Op grond van haar onderzoek overweegt en beslist de beroepscommissie als volgt:

1. De inhoud van het beklag en de uitspraak van de beklagcommissie
Het beklag richt zich – zo maakt de beroepscommissie uit de uitspraak van de beklagcommissie op – tegen:
a. de beslissing van de directeur tot afwijzing van klagers verzoek tot het tijdelijk verlaten van de inrichting in het kader van – zo begrijpt de beroepscommissie – incidenteel verlof (door de beklagcommissie opgevat als het beklag met
beklagnummer VU 2012/001958);
b. de vermissing van goederen (door de beklagcommissie opgevat als het beklag met beklagnummer VU 2012/001572)
c. het feit dat klager, gelet op het vonnis, niet is geplaatst op de juiste afdeling (door de beklagcommissie opgevat als het beklag met beklagnummer VU 2012/001986).

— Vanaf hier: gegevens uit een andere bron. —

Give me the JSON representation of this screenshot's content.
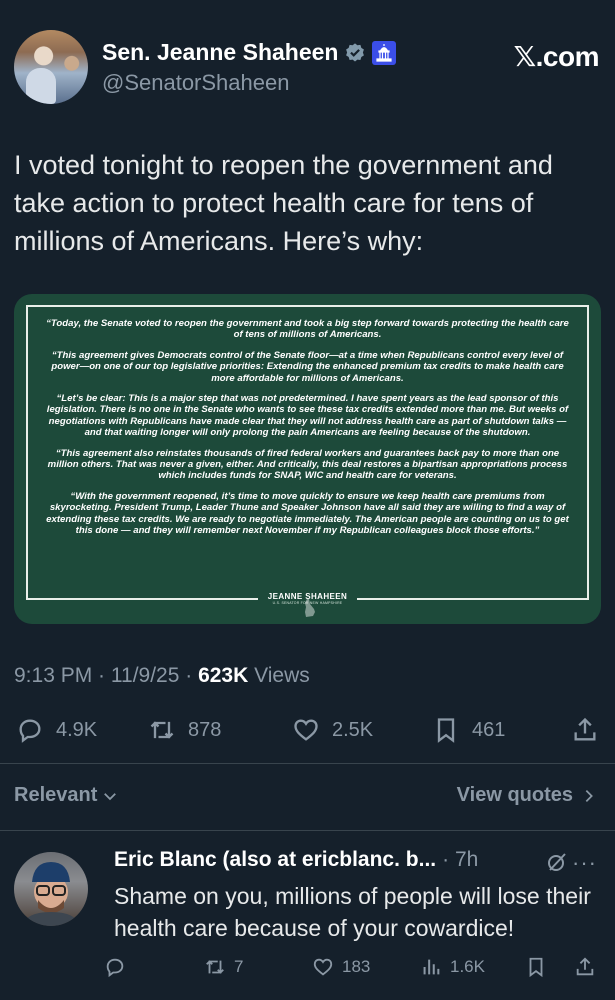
{
  "header": {
    "author_name": "Sen. Jeanne Shaheen",
    "handle": "@SenatorShaheen",
    "site_label": "𝕏.com",
    "icons": [
      "verified-badge-icon",
      "capitol-icon"
    ]
  },
  "tweet": {
    "text": "I voted tonight to reopen the government and take action to protect health care for tens of millions of Americans. Here’s why:"
  },
  "statement_image": {
    "paragraphs": [
      "“Today, the Senate voted to reopen the government and took a big step forward towards protecting the health care of tens of millions of Americans.",
      "“This agreement gives Democrats control of the Senate floor—at a time when Republicans control every level of power—on one of our top legislative priorities: Extending the enhanced premium tax credits to make health care more affordable for millions of Americans.",
      "“Let’s be clear: This is a major step that was not predetermined. I have spent years as the lead sponsor of this legislation. There is no one in the Senate who wants to see these tax credits extended more than me. But weeks of negotiations with Republicans have made clear that they will not address health care as part of shutdown talks — and that waiting longer will only prolong the pain Americans are feeling because of the shutdown.",
      "“This agreement also reinstates thousands of fired federal workers and guarantees back pay to more than one million others. That was never a given, either. And critically, this deal restores a bipartisan appropriations process which includes funds for SNAP, WIC and health care for veterans.",
      "“With the government reopened, it’s time to move quickly to ensure we keep health care premiums from skyrocketing. President Trump, Leader Thune and Speaker Johnson have all said they are willing to find a way of extending these tax credits. We are ready to negotiate immediately. The American people are counting on us to get this done — and they will remember next November if my Republican colleagues block those efforts.”"
    ],
    "signature": "JEANNE SHAHEEN",
    "signature_sub": "U.S. SENATOR FOR NEW HAMPSHIRE",
    "background": "#1d4a3a"
  },
  "meta": {
    "time": "9:13 PM",
    "sep1": " · ",
    "date": "11/9/25",
    "sep2": " · ",
    "views_count": "623K",
    "views_label": " Views"
  },
  "actions": {
    "replies": "4.9K",
    "reposts": "878",
    "likes": "2.5K",
    "bookmarks": "461"
  },
  "sort": {
    "relevant_label": "Relevant",
    "view_quotes_label": "View quotes"
  },
  "reply": {
    "name": "Eric Blanc (also at ericblanc. b...",
    "time": "· 7h",
    "text": "Shame on you, millions of people will lose their health care because of your cowardice!",
    "more": "···",
    "reposts": "7",
    "likes": "183",
    "views": "1.6K"
  },
  "colors": {
    "background": "#15202b",
    "text": "#e7e9ea",
    "muted": "#8b98a5",
    "verified": "#829aab",
    "divider": "#38444d"
  }
}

De beroepscommissie begrijpt – hoewel dit niet juist staat vermeld in het dictum van de uitspraak – dat de beklagcommissie het beklag als vermeld onder a. en b. ongegrond heeft verklaard en dat zij klager niet-ontvankelijk heeft verklaard in het beklag
als vermeld onder c, op de gronden als in de aangehechte uitspraak weergegeven.

2. De standpunten van klager en de directeur
Klager heeft in beroep aangevoerd dat en waarom hij zich niet kan verenigen met de uitspraak van de beklagcommissie. Klager wijst er voorts op dat de zitting van de beklagcommissie heeft plaatsgevonden op 4 december 2012 en niet op 26 november 2012,
zoals staat vermeld in de uitspraak. Bovendien heeft de beklagcommissie het beklag met kenmerk VU 2012/1986 zowel ongegrond als niet-ontvankelijk verklaard, hetgeen onjuist is.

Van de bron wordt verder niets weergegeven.